Handheld Halting

Part 1

I get the sense that we’ll be seeing a lot more of this game console in the coming days, so it’ll pay off to be extra organized.

Let’s start with a simple enum to hold the different operations:

class Operation(Enum):
    NOP = "nop"
    ACC = "acc"
    JMP = "jmp"

And a simple dataclass to hold our instructions:

from dataclasses import dataclass

@dataclass
class Instruction:
    op: Operation
    # signed int
    arg: int

Remember - dataclasses are a simple version of a Python class that specialize in holding data.
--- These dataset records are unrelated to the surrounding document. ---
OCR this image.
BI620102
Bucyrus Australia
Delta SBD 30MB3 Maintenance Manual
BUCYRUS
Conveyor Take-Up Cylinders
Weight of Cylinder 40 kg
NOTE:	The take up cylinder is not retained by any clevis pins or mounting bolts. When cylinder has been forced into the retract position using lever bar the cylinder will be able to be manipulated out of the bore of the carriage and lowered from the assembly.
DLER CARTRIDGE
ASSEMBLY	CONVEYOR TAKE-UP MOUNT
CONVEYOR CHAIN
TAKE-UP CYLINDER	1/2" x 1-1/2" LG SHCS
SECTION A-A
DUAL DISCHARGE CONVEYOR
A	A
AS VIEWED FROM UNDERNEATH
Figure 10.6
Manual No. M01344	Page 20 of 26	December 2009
You can add methods just like a normal class, but a nice __init__ method is created for you:

We’re also worried about infinite loops, so let’s add a custom Exception we can catch:

class InfiniteLoopException(Exception):
    pass

That’s some grade-A groundwork! Our little VM (a computer that exists entirely in software) has a pointer, accumulator, and a list of instructions:

class VM:
    pointer: int = 0
    acc: int = 0
    instructions: List[Instruction]

We’ll get instructions (our parsed puzzle input) and store Instruction objects:

def __init__(self, instructions: List[str]) -> None:
    self.visited = set()
    self.instructions = []

    for i in instructions:
        op, arg = i.split(" ")
        self.instructions.append(Instruction(Operation(op), int(arg)))

The puzzle is about making sure we don’t execute the same instruction twice, so we’ll keep a set of the pointer indexes that we’ve already seen.
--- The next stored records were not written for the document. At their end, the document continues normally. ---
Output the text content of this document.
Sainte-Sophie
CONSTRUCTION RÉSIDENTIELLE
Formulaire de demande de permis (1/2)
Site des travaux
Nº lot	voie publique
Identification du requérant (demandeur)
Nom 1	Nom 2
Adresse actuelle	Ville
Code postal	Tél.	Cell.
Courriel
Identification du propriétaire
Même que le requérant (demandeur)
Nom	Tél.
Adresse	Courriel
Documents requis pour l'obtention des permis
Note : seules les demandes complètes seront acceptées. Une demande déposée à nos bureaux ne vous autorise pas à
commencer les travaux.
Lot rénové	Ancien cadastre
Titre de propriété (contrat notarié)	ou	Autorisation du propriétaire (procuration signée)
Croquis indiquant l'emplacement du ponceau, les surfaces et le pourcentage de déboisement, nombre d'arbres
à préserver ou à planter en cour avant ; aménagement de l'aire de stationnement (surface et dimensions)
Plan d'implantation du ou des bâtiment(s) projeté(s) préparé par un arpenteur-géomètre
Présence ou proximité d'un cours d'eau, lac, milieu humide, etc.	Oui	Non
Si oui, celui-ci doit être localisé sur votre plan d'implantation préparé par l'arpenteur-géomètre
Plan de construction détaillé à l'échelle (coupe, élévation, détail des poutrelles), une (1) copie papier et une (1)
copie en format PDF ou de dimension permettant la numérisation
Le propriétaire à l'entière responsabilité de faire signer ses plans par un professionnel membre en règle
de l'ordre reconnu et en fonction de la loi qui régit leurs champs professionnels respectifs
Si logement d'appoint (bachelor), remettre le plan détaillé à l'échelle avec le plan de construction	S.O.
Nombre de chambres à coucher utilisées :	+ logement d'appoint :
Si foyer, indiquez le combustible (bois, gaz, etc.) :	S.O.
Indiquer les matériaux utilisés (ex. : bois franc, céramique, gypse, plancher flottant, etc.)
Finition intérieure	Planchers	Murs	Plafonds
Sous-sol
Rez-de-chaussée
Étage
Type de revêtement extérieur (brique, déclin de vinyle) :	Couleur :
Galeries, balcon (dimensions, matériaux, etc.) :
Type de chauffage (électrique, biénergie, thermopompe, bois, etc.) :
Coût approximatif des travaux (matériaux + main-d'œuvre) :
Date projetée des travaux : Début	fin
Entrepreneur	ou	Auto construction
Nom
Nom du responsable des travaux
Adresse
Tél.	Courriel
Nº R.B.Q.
To execute an instruction, we modify state based on the operation type:

def execute(self):
    ins = self.instructions[self.pointer]
    if self.pointer in self.visited:
        raise InfiniteLoopException()

    self.visited.add(self.pointer)

    if ins.op == Operation.NOP:
        self.pointer += 1

    elif ins.op == Operation.ACC:
        self.acc += ins.arg
        self.pointer += 1

    elif ins.op == Operation.JMP:
        self.pointer += ins.arg

    else:
        raise ValueError(f"unknown operator: {ins.op}")
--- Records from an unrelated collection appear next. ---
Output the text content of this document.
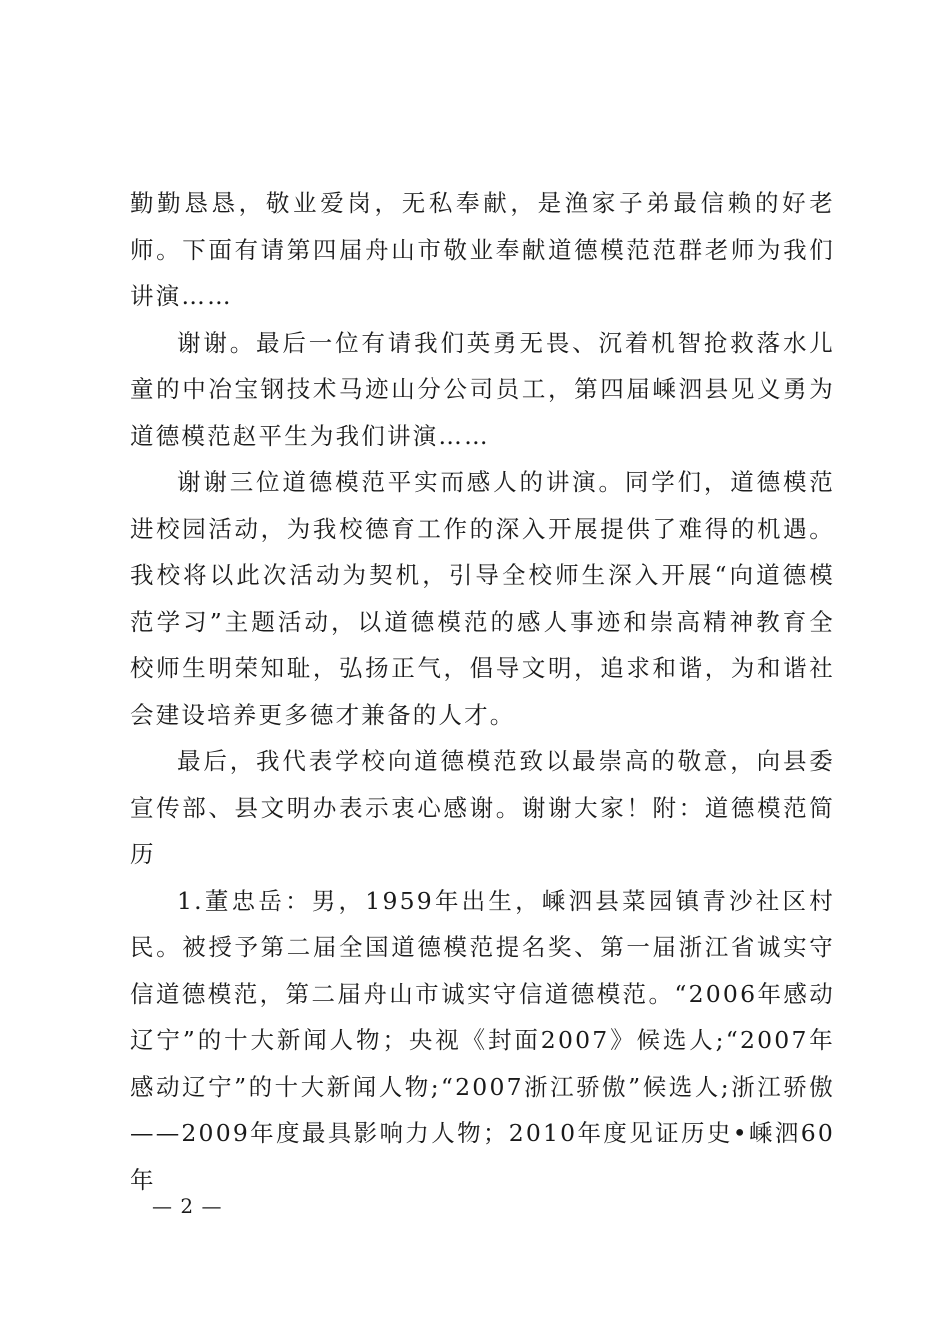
勤勤恳恳，敬业爱岗，无私奉献，是渔家子弟最信赖的好老师。下面有请第四届舟山市敬业奉献道德模范范群老师为我们讲演……

谢谢。最后一位有请我们英勇无畏、沉着机智抢救落水儿童的中冶宝钢技术马迹山分公司员工，第四届嵊泗县见义勇为道德模范赵平生为我们讲演……

谢谢三位道德模范平实而感人的讲演。同学们，道德模范进校园活动，为我校德育工作的深入开展提供了难得的机遇。我校将以此次活动为契机，引导全校师生深入开展“向道德模范学习”主题活动，以道德模范的感人事迹和崇高精神教育全校师生明荣知耻，弘扬正气，倡导文明，追求和谐，为和谐社会建设培养更多德才兼备的人才。

最后，我代表学校向道德模范致以最崇高的敬意，向县委宣传部、县文明办表示衷心感谢。谢谢大家！附：道德模范简历

1.董忠岳：男，1959年出生，嵊泗县菜园镇青沙社区村民。被授予第二届全国道德模范提名奖、第一届浙江省诚实守信道德模范，第二届舟山市诚实守信道德模范。“2006年感动辽宁”的十大新闻人物；央视《封面2007》候选人;“2007年感动辽宁”的十大新闻人物;“2007浙江骄傲”候选人;浙江骄傲——2009年度最具影响力人物；2010年度见证历史•嵊泗60年

— 2 —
Hopefully there’s nothing too surprising here. All that’s left to do is keep executing until our InfiniteLoopException is raised:

def run(self):
while True:
    self.execute()

Which leaves our actual puzzle solution:

vm = VM(self.input)
try:
    vm.run()
except InfiniteLoopException:
    return vm.acc

vm.run() will exit on error, which for now, we know is coming at some point.

Part 2

There’s probably a clever way to do this part, but I opted for a brute force approach instead.

We’re going to loop through each item in the input and swap any jmp / nop instructions one at a time. Then we run the VM and see if the error is thrown. If not, we’ve found the instruction we need to fix!

To set this up, we need to add a single line in run:

def run(self) -> None:
while True:
    self.execute()
    # now we can terminate without an error
    if self.pointer >= len(self.instructions):
        break

Our puzzle code is straightforward:

for i in range(len(self.input)):
    if self.input[i].startswith("acc"):
        continue

    vm = VM(self.input)
    # swap the operation w/ a ternary
    vm.instructions[i].op = (
        Operation.NOP
        if vm.instructions[i].op == Operation.JMP
        else Operation.JMP
    )

    try:
        vm.run()
    except InfiniteLoopException:
        continue

    # if we got here, the program terminated successfully
    return vm.acc

The only slightly tricky thing is the Python ternary: a if X else b. To be honest, I find the JS version much more readable (X ? a : b), but Python’s is functional nonetheless.